I met with a plant manager a while ago about training his line managers to become proficient at Excel. You know, that fun number crunching spreadsheet program that people love to hate? So we sat down and I started asking questions. What skills do your line managers currently have? How many people? What do you want them to know how to do? So after about 10 minutes, I have a pretty decent idea of the skill level they were at, and where he wanted them to be.
I asked if he was going to be in the classes, and he quickly said, no, I know more about Excel than all of the line managers. I responded no problem, just checking.
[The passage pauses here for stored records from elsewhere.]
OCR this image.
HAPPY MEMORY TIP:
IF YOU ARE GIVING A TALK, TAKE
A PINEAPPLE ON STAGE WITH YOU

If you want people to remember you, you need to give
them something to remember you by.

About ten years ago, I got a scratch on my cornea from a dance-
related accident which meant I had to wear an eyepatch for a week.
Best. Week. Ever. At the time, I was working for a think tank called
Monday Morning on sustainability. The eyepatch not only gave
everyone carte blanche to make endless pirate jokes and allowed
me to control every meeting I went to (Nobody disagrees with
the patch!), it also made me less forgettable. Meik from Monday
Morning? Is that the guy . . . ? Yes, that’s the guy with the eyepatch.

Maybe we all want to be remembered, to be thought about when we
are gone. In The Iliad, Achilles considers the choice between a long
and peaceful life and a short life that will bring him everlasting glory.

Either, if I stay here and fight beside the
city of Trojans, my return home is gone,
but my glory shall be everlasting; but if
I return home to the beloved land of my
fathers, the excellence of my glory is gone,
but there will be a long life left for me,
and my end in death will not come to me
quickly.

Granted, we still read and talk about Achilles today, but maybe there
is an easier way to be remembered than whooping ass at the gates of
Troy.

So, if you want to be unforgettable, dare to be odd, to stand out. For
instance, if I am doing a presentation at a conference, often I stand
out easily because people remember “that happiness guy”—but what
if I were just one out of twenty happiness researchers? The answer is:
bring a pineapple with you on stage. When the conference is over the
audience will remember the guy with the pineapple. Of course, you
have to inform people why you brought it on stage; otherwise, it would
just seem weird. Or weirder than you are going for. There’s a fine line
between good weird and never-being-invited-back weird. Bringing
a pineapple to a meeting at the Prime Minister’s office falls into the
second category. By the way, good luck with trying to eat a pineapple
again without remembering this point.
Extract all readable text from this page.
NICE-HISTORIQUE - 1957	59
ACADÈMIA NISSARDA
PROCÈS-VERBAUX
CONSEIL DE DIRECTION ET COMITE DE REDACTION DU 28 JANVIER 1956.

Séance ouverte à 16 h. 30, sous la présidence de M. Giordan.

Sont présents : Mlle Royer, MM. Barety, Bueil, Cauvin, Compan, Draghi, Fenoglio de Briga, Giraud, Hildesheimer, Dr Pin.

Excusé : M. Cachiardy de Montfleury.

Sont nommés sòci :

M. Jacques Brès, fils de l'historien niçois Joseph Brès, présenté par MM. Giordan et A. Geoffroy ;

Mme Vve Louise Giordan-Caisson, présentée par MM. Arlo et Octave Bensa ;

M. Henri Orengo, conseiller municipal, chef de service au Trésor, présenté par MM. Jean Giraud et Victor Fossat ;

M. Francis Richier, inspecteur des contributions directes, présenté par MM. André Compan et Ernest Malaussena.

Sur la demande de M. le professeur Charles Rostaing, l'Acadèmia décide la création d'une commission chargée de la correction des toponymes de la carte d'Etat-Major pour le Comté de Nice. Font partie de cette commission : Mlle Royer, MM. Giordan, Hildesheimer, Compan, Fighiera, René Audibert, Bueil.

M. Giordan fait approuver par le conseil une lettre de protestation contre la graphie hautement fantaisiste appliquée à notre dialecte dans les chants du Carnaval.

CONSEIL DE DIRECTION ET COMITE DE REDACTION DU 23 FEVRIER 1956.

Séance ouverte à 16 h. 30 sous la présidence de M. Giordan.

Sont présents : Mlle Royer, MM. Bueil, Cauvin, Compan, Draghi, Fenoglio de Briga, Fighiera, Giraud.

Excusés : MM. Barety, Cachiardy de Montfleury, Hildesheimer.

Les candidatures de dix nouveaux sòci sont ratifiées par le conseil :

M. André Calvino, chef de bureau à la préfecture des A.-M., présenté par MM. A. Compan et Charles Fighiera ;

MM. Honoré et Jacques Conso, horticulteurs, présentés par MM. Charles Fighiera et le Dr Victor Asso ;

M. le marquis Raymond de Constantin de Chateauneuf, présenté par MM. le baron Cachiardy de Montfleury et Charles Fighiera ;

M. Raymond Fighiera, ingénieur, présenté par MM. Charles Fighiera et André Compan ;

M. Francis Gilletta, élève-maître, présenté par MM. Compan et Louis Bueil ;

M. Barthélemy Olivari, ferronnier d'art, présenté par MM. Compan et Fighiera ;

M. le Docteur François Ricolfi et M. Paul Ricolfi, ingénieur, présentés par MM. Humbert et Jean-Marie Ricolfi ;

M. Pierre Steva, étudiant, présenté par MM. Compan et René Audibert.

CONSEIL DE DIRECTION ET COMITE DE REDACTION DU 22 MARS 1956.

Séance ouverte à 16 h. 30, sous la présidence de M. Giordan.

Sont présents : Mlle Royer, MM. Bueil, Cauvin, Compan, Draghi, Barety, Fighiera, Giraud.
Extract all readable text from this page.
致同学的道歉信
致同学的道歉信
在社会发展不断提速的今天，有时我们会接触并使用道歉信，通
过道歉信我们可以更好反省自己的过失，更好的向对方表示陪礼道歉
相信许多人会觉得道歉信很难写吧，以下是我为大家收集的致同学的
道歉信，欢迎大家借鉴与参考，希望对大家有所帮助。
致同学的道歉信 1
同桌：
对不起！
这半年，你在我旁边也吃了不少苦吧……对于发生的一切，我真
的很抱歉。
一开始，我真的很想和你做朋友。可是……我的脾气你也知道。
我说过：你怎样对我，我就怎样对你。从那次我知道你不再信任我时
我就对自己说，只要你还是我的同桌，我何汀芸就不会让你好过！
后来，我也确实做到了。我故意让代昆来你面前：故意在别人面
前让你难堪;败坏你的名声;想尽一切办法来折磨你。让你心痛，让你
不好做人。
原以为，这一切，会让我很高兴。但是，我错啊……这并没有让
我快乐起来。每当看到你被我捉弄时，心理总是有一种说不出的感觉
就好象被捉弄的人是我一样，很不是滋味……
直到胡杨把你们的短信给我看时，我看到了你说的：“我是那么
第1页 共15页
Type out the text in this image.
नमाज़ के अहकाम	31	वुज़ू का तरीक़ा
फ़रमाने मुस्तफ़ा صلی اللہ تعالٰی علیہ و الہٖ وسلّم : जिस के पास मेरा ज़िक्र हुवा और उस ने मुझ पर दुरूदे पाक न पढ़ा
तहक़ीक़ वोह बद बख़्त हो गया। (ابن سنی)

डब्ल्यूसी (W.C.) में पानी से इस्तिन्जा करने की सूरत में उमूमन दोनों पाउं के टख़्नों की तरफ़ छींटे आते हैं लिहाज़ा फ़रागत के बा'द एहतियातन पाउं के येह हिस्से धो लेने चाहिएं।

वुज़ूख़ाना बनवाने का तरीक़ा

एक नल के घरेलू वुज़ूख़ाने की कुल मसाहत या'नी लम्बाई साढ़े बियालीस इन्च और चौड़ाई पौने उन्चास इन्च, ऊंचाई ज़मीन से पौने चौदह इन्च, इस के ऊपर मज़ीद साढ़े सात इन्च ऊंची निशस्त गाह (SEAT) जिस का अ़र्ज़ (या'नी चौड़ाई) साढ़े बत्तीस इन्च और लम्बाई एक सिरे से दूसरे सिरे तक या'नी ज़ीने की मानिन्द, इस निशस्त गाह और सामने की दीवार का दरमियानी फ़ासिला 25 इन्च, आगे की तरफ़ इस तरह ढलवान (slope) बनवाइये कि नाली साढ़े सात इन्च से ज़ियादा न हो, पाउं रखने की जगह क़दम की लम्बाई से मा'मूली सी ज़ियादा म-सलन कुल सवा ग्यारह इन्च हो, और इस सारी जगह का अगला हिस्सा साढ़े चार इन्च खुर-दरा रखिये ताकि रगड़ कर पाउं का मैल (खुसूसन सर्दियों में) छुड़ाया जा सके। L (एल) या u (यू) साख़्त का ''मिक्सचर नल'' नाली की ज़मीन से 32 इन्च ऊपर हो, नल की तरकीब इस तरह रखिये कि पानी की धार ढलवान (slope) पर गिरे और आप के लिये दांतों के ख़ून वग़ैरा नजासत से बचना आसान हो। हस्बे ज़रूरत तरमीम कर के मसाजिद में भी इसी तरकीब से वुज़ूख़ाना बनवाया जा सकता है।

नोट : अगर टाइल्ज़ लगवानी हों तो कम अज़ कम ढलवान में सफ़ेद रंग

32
Then I asked him to pull up a spreadsheet that he wanted the line mangers to be able to use so I could tailor the training to something they would use every day. He loved the ideas, and quickly pulled up a spreadsheet the mangers would need to use daily and a calculator, punched some numbers on the calculator and said “We take the daily production numbers, divide by hours of operations and plug the hourly rate in this cell right here”.
I stopped.
I stared.
I shut my mouth and tried very hard to be diplomatic. Because this self-proclaimed Excel expert that didn’t need training had missed an easy one. For those of you who don’t know anything about Excel, it is basically a giant glorified calculator with a monster memory. If you have Excel open, you don’t need a calculator, it is the calculator. On top of that, every time you reenter data, you double the chance for data entry error. I responded, “Is there a reason you don’t use Excel for the calculations?” He looked at me blankly and said “What do you mean?” So I showed him how to enter a formula in Excel to do the calculations automatically. He looked at me sheepishly, and said thank you. That was it. Never mentioned it again, never showed up for class.